Sulla mangiatoia, che stava tra il bue e
l’asino, Francesco faceva celebrare la santissima Eucaristia (cfr 1 Celano, 85: Fonti,
469). Successivamente, sopra questa mangiatoia venne costruito un altare, affinché
là dove un tempo gli animali avevano mangiato il fieno, ora gli uomini potessero ricevere,
per la salvezza dell’anima e del corpo, la carne dell’Agnello immacolato Gesù Cristo,
come racconta il Celano (cfr 1 Celano, 87: Fonti, 471). Nella Notte santa di Greccio,
Francesco quale diacono aveva personalmente cantato con voce sonora il Vangelo del
Natale. Grazie agli splendidi canti natalizi dei frati, la celebrazione sembrava tutta
un sussulto di gioia (cfr 1 Celano, 85 e 86: Fonti, 469 e 470). Proprio l’incontro
con l’umiltà di Dio si trasformava in gioia: la sua bontà crea la vera festa.
Chi
oggi vuole entrare nella chiesa della Natività di Gesù a Betlemme, scopre che il portale,
che un tempo era alto cinque metri e mezzo e attraverso il quale gli imperatori e
i califfi entravano nell’edificio, è stato in gran parte murato. È rimasta soltanto
una bassa apertura di un metro e mezzo. L’intenzione era probabilmente di proteggere
meglio la chiesa contro eventuali assalti, ma soprattutto di evitare che si entrasse
a cavallo nella casa di Dio. Chi desidera entrare nel luogo della nascita di Gesù,
deve chinarsi. Mi sembra che in ciò si manifesti una verità più profonda, dalla quale
vogliamo lasciarci toccare in questa Notte santa: se vogliamo trovare il Dio apparso
quale bambino, allora dobbiamo scendere dal cavallo della nostra ragione “illuminata”.

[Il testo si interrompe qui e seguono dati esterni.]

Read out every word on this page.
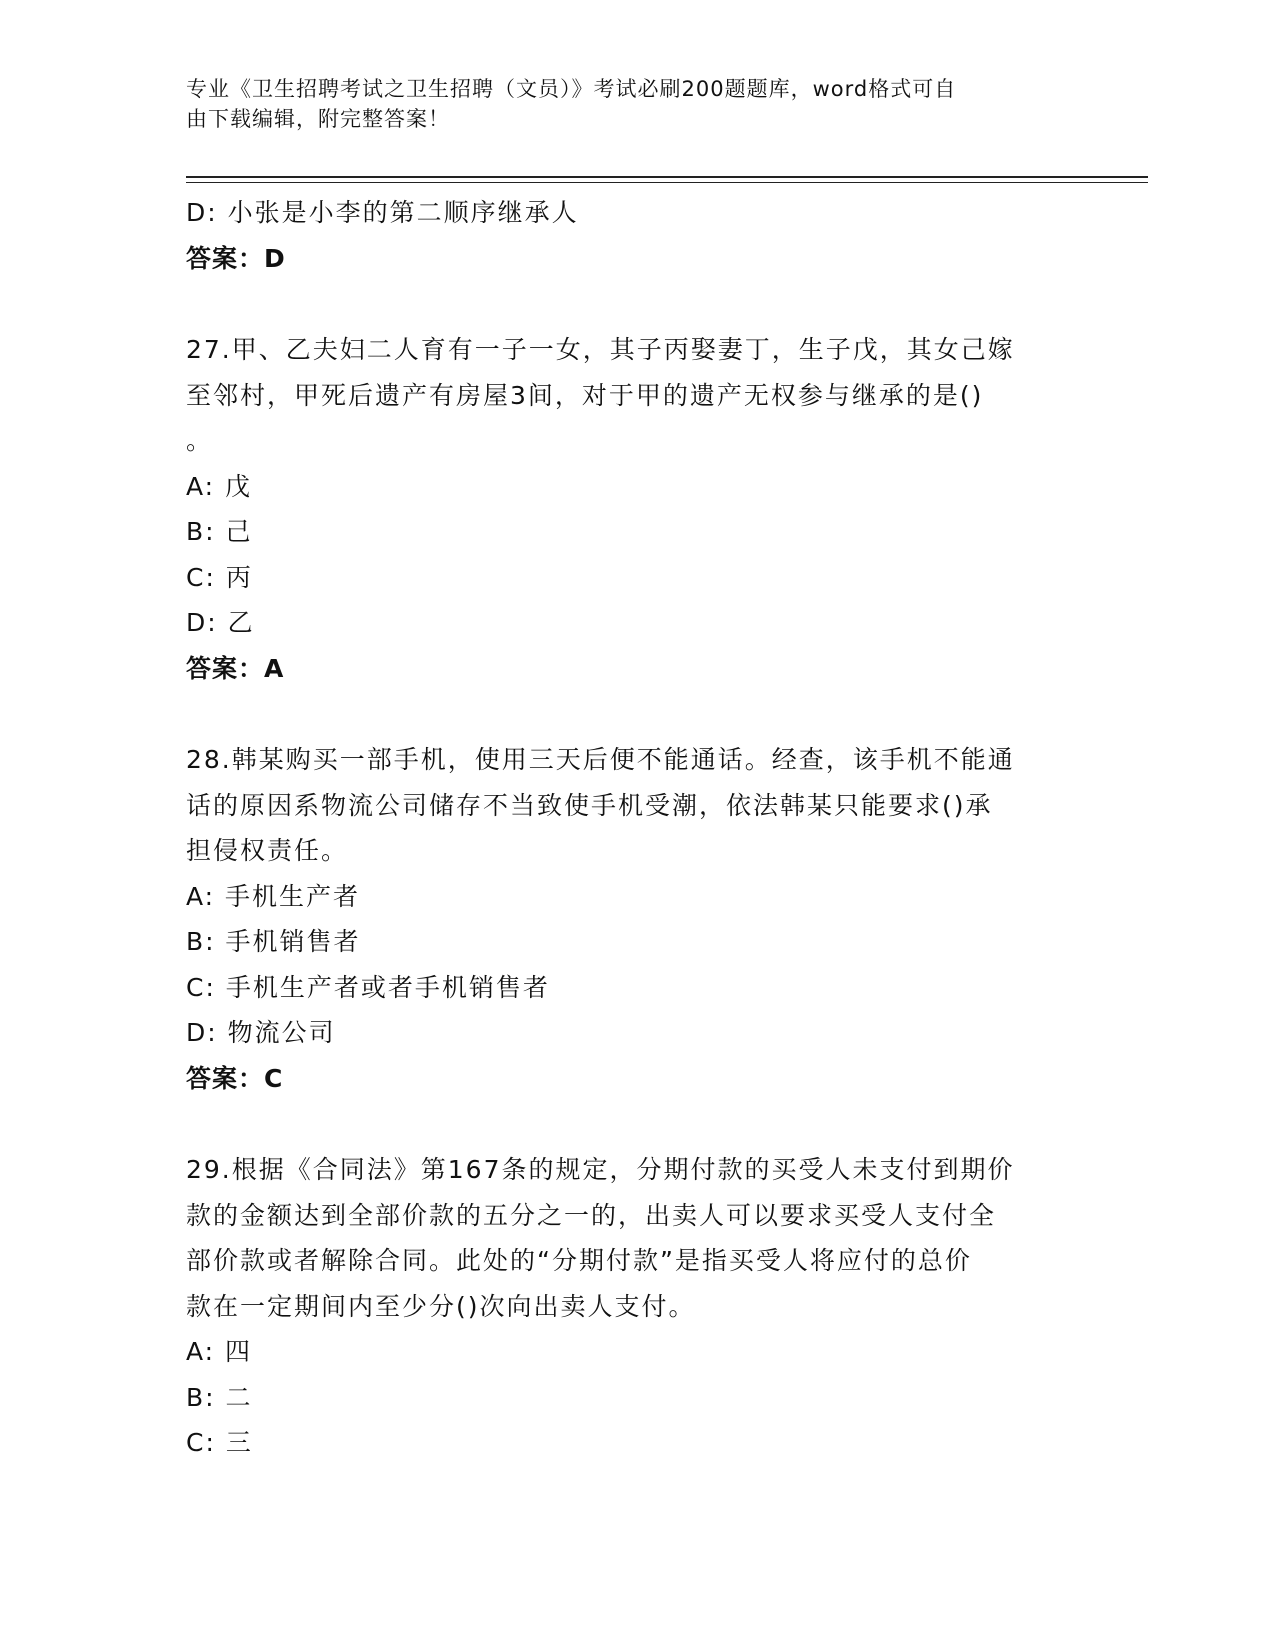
专业《卫生招聘考试之卫生招聘（文员）》考试必刷200题题库，word格式可自
由下载编辑，附完整答案！
D: 小张是小李的第二顺序继承人
答案：D
27.甲、乙夫妇二人育有一子一女，其子丙娶妻丁，生子戊，其女己嫁
至邻村，甲死后遗产有房屋3间，对于甲的遗产无权参与继承的是()
。
A: 戊
B: 己
C: 丙
D: 乙
答案：A
28.韩某购买一部手机，使用三天后便不能通话。经查，该手机不能通
话的原因系物流公司储存不当致使手机受潮，依法韩某只能要求()承
担侵权责任。
A: 手机生产者
B: 手机销售者
C: 手机生产者或者手机销售者
D: 物流公司
答案：C
29.根据《合同法》第167条的规定，分期付款的买受人未支付到期价
款的金额达到全部价款的五分之一的，出卖人可以要求买受人支付全
部价款或者解除合同。此处的“分期付款”是指买受人将应付的总价
款在一定期间内至少分()次向出卖人支付。
A: 四
B: 二
C: 三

Dobbiamo deporre le nostre false certezze, la nostra superbia intellettuale, che ci
impedisce di percepire la vicinanza di Dio. Dobbiamo seguire il cammino interiore
di san Francesco – il cammino verso quell’estrema semplicità esteriore ed interiore
che rende il cuore capace di vedere. Dobbiamo chinarci, andare spiritualmente, per
così dire, a piedi, per poter entrare attraverso il portale della fede ed incontrare
il Dio che è diverso dai nostri pregiudizi e dalle nostre opinioni: il Dio che si
nasconde nell’umiltà di un bimbo appena nato. Celebriamo così la liturgia di questa
Notte santa e rinunciamo a fissarci su ciò che è materiale, misurabile e toccabile.
Lasciamoci rendere semplici da quel Dio che si manifesta al cuore diventato semplice.
E preghiamo in quest’ora anzitutto anche per tutti coloro che devono vivere il Natale
in povertà, nel dolore, nella condizione di migranti, affinché appaia loro un raggio
della bontà di Dio; affinché tocchi loro e noi quella bontà che Dio, con la nascita
del suo Figlio nella stalla, ha voluto portare nel mondo. Amen.